Fragt Maigret nach der DNA?


So eine Buchmesse ist eine gute Gelegenheit, Pressemitteilungen unter die Leute zu bringen. Auch, um zu zeigen: Hey, wir sind noch da! Vielleicht ergibt sich daraus das eine oder andere Gespräch an den Ständen und damit neues Business. Die Meldung, um die es hier geht, lenkt den Blick hinter die Kulissen und gibt einen kleinen Ausblick auf das Kommende.

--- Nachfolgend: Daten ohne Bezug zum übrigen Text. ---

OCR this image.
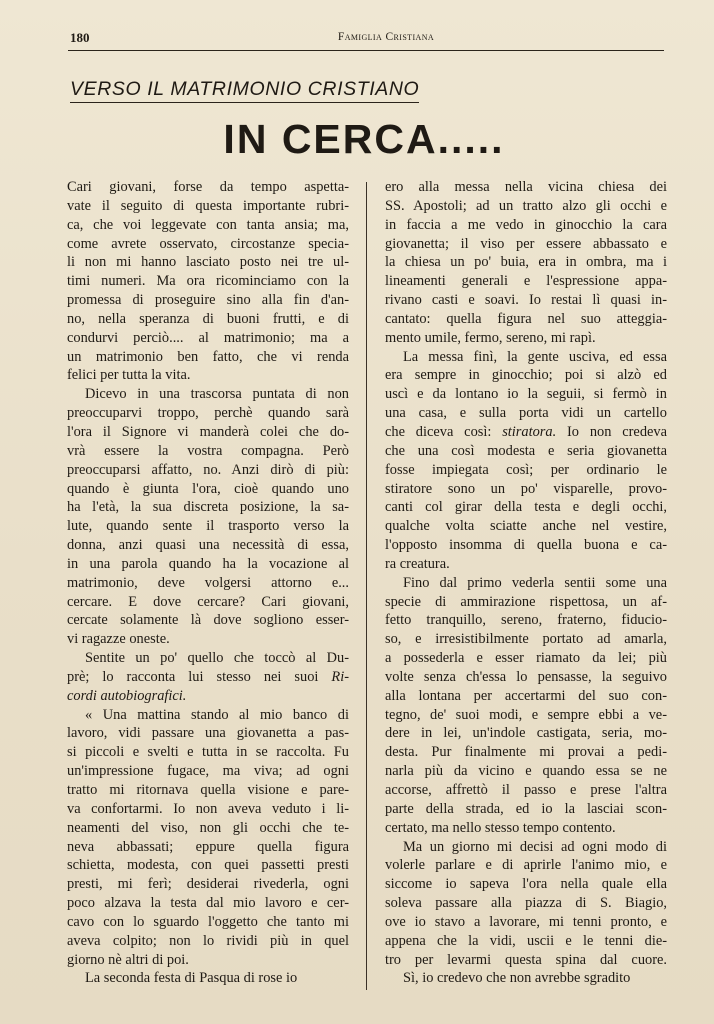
180	Famiglia Cristiana
VERSO IL MATRIMONIO CRISTIANO
IN CERCA.....
Cari giovani, forse da tempo aspetta-
vate il seguito di questa importante rubri-
ca, che voi leggevate con tanta ansia; ma,
come avrete osservato, circostanze specia-
li non mi hanno lasciato posto nei tre ul-
timi numeri. Ma ora ricominciamo con la
promessa di proseguire sino alla fin d'an-
no, nella speranza di buoni frutti, e di
condurvi perciò.... al matrimonio; ma a
un matrimonio ben fatto, che vi renda
felici per tutta la vita.
Dicevo in una trascorsa puntata di non
preoccuparvi troppo, perchè quando sarà
l'ora il Signore vi manderà colei che do-
vrà essere la vostra compagna. Però
preoccuparsi affatto, no. Anzi dirò di più:
quando è giunta l'ora, cioè quando uno
ha l'età, la sua discreta posizione, la sa-
lute, quando sente il trasporto verso la
donna, anzi quasi una necessità di essa,
in una parola quando ha la vocazione al
matrimonio, deve volgersi attorno e...
cercare. E dove cercare? Cari giovani,
cercate solamente là dove sogliono esser-
vi ragazze oneste.
Sentite un po' quello che toccò al Du-
prè; lo racconta lui stesso nei suoi Ri-
cordi autobiografici.
« Una mattina stando al mio banco di
lavoro, vidi passare una giovanetta a pas-
si piccoli e svelti e tutta in se raccolta. Fu
un'impressione fugace, ma viva; ad ogni
tratto mi ritornava quella visione e pare-
va confortarmi. Io non aveva veduto i li-
neamenti del viso, non gli occhi che te-
neva abbassati; eppure quella figura
schietta, modesta, con quei passetti presti
presti, mi ferì; desiderai rivederla, ogni
poco alzava la testa dal mio lavoro e cer-
cavo con lo sguardo l'oggetto che tanto mi
aveva colpito; non lo rividi più in quel
giorno nè altri di poi.
La seconda festa di Pasqua di rose io
ero alla messa nella vicina chiesa dei
SS. Apostoli; ad un tratto alzo gli occhi e
in faccia a me vedo in ginocchio la cara
giovanetta; il viso per essere abbassato e
la chiesa un po' buia, era in ombra, ma i
lineamenti generali e l'espressione appa-
rivano casti e soavi. Io restai lì quasi in-
cantato: quella figura nel suo atteggia-
mento umile, fermo, sereno, mi rapì.
La messa finì, la gente usciva, ed essa
era sempre in ginocchio; poi si alzò ed
uscì e da lontano io la seguii, si fermò in
una casa, e sulla porta vidi un cartello
che diceva così: stiratora. Io non credeva
che una così modesta e seria giovanetta
fosse impiegata così; per ordinario le
stiratore sono un po' visparelle, provo-
canti col girar della testa e degli occhi,
qualche volta sciatte anche nel vestire,
l'opposto insomma di quella buona e ca-
ra creatura.
Fino dal primo vederla sentii some una
specie di ammirazione rispettosa, un af-
fetto tranquillo, sereno, fraterno, fiducio-
so, e irresistibilmente portato ad amarla,
a possederla e esser riamato da lei; più
volte senza ch'essa lo pensasse, la seguivo
alla lontana per accertarmi del suo con-
tegno, de' suoi modi, e sempre ebbi a ve-
dere in lei, un'indole castigata, seria, mo-
desta. Pur finalmente mi provai a pedi-
narla più da vicino e quando essa se ne
accorse, affrettò il passo e prese l'altra
parte della strada, ed io la lasciai scon-
certato, ma nello stesso tempo contento.
Ma un giorno mi decisi ad ogni modo di
volerle parlare e di aprirle l'animo mio, e
siccome io sapeva l'ora nella quale ella
soleva passare alla piazza di S. Biagio,
ove io stavo a lavorare, mi tenni pronto, e
appena che la vidi, uscii e le tenni die-
tro per levarmi questa spina dal cuore.
Sì, io credevo che non avrebbe sgradito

Vor fünf Jahren schickte ich an die Mitarbeiter von Peters, Fraser + Dunlop eine Anfrage, wie es mit den Rechten im deutschsprachigen Raum weitergehen würde. Schließlich war bekanntgeworden, dass Diogenes die Rechte verloren hatte. Die Nachricht, dass Daniel Kampa diese übernehmen würde, aber nicht. Ich war optimistisch, dass ich eine Antwort erhalten würde. Dem war nicht so. Ich verlor die Agentur aus den Augen, da sie für mich und meine Informationsbeschaffung offenbar nicht hilfreich war. (Über die Unhöflichkeit, nicht zu antworten, mag ich mich gar nicht mehr aufregen. Das gehört offenbar zum Stil in dieser Branche.)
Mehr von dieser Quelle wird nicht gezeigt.